Chris has been somewhat forgetful lately. For two months in a row, she missed her doctor’s appointment and has to reschedule. And she even forgot to run the dishwasher before bed (looks like she’ll be handwashing her coffee cup this morning). Things have been falling through the cracks. Chris has been feeling mentally exhausted and drained all the time but, strangely, she doesn’t feel forgetful.
It can be hard to recognize that feeling until it’s sneaking up on you. Frequently, though, the issue isn’t your memory, in spite of how forgetful you may appear. The real problem is your hearing. And that means there’s one little device, a hearing aid, that can assist you to significantly improve your memory.
How to Enhance Your Overall Cognitive Function And Memory
So, the first step you can take to improve your memory, to get everyone’s name right at your next meeting or to make sure you schedule that day off for your eye exam, is to get your hearing tested. A standard hearing screening will be able to find out if you have hearing loss and how severe any impairment may be.
Chris hesitates, though, because she hasn’t noted any signs or symptoms of hearing loss. She can hear in noisy rooms fairly well enough. And she’s never had a tough time listening to any of her team members at work.
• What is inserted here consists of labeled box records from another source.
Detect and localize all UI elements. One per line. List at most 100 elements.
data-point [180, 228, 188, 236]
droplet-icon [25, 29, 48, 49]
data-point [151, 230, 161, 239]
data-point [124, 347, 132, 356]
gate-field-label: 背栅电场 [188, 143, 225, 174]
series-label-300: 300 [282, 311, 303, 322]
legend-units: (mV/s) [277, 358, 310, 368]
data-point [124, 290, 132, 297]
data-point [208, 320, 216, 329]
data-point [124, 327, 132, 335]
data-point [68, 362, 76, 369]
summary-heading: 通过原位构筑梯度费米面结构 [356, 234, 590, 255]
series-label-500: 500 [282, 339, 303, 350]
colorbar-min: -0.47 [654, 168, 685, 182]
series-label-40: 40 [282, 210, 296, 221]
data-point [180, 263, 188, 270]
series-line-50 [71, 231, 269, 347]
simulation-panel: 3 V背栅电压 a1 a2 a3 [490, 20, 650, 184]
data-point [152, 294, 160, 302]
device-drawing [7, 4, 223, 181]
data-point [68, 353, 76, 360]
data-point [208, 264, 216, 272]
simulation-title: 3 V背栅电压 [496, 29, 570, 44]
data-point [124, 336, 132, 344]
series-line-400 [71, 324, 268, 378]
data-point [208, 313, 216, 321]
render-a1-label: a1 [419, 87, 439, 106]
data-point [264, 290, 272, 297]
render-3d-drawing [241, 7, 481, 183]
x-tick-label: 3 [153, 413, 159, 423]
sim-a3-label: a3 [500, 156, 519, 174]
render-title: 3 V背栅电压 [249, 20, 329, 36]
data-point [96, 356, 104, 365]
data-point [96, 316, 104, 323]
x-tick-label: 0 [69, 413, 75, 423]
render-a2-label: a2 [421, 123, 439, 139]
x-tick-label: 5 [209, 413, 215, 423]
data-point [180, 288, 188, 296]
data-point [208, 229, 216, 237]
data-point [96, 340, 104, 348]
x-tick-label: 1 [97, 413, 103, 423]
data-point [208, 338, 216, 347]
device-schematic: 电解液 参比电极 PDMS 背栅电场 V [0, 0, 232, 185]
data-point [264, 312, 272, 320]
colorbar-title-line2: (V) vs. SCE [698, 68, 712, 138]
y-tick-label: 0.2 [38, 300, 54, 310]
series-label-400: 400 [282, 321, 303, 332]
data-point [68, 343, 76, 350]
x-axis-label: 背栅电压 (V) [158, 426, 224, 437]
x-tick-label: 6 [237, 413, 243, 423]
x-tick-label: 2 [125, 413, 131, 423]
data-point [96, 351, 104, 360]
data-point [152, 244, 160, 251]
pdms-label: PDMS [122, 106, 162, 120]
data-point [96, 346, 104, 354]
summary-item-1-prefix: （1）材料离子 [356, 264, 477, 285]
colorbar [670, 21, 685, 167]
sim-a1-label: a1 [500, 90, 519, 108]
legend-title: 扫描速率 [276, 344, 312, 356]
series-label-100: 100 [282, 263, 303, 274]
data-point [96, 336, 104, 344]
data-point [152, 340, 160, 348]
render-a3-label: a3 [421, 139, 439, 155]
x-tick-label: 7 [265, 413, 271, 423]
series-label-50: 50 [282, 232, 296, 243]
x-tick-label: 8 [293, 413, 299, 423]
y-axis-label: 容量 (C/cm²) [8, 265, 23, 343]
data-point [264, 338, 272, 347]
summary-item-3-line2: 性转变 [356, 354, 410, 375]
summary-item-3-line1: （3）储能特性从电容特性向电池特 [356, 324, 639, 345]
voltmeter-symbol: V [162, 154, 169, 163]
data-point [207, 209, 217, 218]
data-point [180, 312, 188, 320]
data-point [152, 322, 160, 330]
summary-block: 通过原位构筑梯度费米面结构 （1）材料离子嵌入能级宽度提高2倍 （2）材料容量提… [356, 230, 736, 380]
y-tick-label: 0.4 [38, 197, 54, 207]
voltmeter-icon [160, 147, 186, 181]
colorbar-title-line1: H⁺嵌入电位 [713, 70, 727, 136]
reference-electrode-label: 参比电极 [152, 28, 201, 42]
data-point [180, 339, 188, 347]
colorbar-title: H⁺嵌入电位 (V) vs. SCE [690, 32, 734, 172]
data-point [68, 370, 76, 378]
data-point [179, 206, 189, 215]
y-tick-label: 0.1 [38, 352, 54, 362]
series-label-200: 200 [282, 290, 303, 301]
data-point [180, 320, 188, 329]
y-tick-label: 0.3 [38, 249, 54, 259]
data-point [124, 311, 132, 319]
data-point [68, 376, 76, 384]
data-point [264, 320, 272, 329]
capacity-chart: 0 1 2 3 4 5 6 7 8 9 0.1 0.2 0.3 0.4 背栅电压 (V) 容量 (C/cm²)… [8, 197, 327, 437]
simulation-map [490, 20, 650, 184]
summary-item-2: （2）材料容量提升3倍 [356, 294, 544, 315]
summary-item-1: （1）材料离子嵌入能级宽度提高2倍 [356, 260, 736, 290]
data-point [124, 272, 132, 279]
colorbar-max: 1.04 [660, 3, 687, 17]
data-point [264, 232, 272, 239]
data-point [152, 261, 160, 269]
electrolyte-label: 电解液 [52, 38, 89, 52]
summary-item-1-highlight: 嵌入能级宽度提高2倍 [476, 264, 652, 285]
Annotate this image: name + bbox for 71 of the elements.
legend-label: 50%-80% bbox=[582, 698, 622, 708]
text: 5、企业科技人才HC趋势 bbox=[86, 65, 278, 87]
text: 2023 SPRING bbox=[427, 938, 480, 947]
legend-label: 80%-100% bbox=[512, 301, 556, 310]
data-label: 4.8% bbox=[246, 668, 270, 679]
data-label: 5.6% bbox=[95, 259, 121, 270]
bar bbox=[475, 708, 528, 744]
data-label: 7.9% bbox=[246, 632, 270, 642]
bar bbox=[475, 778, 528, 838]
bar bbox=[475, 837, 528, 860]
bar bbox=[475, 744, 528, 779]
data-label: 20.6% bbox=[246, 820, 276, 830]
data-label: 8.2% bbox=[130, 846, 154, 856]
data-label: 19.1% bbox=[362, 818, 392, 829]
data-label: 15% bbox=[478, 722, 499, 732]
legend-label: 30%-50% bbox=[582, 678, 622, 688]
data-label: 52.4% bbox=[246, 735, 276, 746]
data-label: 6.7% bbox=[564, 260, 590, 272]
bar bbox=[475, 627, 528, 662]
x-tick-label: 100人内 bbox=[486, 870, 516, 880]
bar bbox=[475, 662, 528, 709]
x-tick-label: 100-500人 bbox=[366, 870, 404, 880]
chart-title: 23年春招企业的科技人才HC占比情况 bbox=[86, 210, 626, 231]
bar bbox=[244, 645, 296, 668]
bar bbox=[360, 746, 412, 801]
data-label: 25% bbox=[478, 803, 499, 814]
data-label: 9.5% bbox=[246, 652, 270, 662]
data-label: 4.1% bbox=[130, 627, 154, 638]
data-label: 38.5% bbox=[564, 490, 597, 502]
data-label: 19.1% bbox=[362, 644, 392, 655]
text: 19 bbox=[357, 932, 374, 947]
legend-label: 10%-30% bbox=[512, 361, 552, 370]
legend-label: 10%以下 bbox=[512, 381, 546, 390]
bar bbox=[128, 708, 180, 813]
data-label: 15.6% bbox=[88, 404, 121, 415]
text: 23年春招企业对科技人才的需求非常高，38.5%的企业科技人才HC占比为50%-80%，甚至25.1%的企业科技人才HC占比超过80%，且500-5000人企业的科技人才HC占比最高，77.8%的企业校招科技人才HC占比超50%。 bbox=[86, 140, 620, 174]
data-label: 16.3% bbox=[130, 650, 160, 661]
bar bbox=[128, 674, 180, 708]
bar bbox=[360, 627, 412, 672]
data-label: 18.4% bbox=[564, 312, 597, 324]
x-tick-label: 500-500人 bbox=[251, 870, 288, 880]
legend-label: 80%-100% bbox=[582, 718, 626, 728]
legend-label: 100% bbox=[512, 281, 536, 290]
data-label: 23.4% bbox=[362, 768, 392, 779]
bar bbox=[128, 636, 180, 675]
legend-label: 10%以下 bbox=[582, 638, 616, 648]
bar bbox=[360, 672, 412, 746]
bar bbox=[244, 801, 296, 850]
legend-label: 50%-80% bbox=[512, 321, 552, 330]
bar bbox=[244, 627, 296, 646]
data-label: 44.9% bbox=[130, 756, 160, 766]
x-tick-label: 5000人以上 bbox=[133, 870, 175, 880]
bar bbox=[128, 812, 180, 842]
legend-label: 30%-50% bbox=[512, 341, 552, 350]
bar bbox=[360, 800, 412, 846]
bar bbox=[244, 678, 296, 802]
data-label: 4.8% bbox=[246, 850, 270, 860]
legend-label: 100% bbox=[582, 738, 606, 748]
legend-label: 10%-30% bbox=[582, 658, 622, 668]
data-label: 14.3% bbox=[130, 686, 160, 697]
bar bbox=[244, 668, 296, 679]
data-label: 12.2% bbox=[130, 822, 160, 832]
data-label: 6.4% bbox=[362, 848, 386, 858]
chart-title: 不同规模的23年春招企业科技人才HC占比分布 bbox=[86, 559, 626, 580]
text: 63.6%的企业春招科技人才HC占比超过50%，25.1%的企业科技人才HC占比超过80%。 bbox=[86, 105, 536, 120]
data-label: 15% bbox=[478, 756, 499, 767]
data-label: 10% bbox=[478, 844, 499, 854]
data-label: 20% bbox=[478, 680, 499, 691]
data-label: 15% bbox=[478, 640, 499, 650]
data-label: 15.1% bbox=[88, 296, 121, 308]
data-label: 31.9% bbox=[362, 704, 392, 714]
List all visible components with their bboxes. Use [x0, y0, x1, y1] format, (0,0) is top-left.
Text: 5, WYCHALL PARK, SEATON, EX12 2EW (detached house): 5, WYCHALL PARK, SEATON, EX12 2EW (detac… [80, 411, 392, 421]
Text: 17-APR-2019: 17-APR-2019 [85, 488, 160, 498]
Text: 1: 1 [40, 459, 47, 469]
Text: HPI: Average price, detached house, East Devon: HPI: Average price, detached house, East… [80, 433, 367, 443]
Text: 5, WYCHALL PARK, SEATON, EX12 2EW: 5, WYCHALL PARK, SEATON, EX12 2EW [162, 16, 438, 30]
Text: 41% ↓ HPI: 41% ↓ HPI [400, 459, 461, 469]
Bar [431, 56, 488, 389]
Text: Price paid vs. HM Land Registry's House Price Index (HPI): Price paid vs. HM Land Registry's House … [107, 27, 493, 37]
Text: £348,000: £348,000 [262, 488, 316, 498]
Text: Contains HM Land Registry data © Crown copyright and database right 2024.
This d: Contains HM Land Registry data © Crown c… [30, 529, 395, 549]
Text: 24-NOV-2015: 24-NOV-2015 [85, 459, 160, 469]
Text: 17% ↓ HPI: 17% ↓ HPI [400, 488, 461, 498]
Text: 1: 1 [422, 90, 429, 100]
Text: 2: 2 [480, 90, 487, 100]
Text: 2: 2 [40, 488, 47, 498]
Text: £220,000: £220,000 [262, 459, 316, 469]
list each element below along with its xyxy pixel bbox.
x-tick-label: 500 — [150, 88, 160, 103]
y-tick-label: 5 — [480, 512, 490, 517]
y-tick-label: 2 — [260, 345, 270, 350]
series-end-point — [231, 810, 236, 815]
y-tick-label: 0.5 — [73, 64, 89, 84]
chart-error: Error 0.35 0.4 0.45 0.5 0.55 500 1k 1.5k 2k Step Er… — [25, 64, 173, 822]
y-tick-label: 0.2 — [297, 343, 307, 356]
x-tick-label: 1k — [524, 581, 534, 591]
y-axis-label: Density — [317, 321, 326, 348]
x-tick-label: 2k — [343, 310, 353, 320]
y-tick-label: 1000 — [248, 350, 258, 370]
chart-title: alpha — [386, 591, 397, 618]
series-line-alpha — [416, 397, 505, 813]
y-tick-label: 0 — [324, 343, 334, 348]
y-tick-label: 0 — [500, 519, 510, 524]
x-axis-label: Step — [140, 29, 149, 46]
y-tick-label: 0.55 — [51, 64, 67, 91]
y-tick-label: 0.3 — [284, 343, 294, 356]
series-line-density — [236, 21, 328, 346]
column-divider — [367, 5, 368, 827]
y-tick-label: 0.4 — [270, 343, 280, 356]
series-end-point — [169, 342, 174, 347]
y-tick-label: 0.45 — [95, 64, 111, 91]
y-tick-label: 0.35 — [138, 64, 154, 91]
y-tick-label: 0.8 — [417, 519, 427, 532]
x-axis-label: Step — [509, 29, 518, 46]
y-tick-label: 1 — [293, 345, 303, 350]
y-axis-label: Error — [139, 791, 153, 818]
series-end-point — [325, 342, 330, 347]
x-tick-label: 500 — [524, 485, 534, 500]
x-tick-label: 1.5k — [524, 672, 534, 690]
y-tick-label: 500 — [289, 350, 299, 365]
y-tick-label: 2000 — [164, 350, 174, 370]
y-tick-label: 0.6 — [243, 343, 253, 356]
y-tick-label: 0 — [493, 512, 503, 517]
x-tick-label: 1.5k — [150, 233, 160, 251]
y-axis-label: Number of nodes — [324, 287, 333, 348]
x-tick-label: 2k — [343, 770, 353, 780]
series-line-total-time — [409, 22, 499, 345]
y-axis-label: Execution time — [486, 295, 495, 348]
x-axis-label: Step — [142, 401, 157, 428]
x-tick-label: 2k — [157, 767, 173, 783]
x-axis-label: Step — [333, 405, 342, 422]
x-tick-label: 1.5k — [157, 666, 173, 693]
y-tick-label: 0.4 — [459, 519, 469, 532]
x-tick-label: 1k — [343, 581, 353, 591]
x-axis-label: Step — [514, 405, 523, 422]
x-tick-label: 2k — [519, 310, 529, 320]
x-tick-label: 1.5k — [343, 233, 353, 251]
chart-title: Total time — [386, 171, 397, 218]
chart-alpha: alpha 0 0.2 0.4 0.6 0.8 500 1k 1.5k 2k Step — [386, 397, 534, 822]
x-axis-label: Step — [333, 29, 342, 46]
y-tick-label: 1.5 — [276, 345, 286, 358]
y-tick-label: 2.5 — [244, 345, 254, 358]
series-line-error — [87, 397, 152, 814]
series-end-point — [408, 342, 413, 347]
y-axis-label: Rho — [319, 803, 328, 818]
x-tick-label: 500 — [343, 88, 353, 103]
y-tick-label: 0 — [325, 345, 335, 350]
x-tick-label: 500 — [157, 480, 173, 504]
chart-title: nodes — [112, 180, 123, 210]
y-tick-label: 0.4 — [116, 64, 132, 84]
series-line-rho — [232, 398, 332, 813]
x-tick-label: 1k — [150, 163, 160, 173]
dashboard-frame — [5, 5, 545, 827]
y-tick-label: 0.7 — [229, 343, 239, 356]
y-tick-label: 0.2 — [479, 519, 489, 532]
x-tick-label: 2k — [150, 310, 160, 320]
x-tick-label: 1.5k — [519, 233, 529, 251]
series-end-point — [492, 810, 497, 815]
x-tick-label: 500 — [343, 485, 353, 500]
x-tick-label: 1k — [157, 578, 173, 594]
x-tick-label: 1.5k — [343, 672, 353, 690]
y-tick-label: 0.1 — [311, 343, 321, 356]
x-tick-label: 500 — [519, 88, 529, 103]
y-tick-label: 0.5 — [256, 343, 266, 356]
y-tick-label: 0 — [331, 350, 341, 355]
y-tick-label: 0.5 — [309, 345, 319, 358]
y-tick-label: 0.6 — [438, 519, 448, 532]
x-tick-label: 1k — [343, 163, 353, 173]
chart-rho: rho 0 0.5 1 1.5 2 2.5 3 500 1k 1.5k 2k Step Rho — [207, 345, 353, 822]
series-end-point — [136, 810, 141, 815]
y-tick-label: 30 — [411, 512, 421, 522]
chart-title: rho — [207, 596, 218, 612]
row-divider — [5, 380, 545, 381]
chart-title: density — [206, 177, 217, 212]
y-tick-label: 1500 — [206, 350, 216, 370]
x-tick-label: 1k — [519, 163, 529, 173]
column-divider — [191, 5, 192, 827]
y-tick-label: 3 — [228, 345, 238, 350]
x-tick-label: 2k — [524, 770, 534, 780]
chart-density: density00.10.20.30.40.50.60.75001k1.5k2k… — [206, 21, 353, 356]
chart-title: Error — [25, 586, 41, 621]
But she might have some degree of hearing loss despite the fact that she hasn’t observed any symptoms yet. In fact, memory loss is often one of the very first noticeable symptoms of hearing loss. And it all has to do with brain strain. Here’s how it works:
- Your hearing starts to diminish, maybe so slowly you don’t notice.
- However mild, your ears begin to detect a lack of sound input.
- Your brain begins working a little bit harder to interpret and boost the sounds you can hear.
- Everything seems normal, but it takes more work on your brain’s part to make sense of the sounds.
Your brain only has so much processing power which can really be stressed by that kind of burden. So things such as cognitive function and memory take a back seat.
Dementia And Hearing Loss
When memory loss is extreme, the result might be dementia. And there is a link between hearing loss and dementia, though what the precise cause-effect relationship is, remains somewhat unknown. Still, there is a higher danger of cognitive decline in people who have untreated hearing loss, beginning with some moderate memory issues and increasing to more extreme cognitive issues.
Keeping Fatigue in Check Using Hearing Aids
This is why it’s necessary to treat your hearing loss. According to one study, 97.3% of those who suffer from hearing loss who wore hearing aids for at least 18 months showed a significant stabilization or increase in their cognitive abilities.
A variety of other studies have shown similar results. It’s unquestionably helpful to wear hearing aids. When your brain doesn’t have to strain quite as hard, your total cognitive function improves. Sure, a hearing aid isn’t a memory panacea, memory problems and cognitive decline can be a complicated mixture of causes and elements.
Memory Loss Can be The First Signal of Hearing Loss
This form of memory loss is mostly because of mental fatigue and is normally temporary. But that can change if the fundamental problems remain neglected.
Memory loss, then, can be something of an early warning system. When you first observe those symptoms, you should schedule an appointment with your hearing professional. Your memory will most likely go back to normal when your fundamental hearing concerns are addressed.
As an added bonus, your hearing health will most likely get better, as well. A hearing aid can help stop the decline in your hearing. In this way, your total wellness, not just your memory, could be enhanced by these little devices.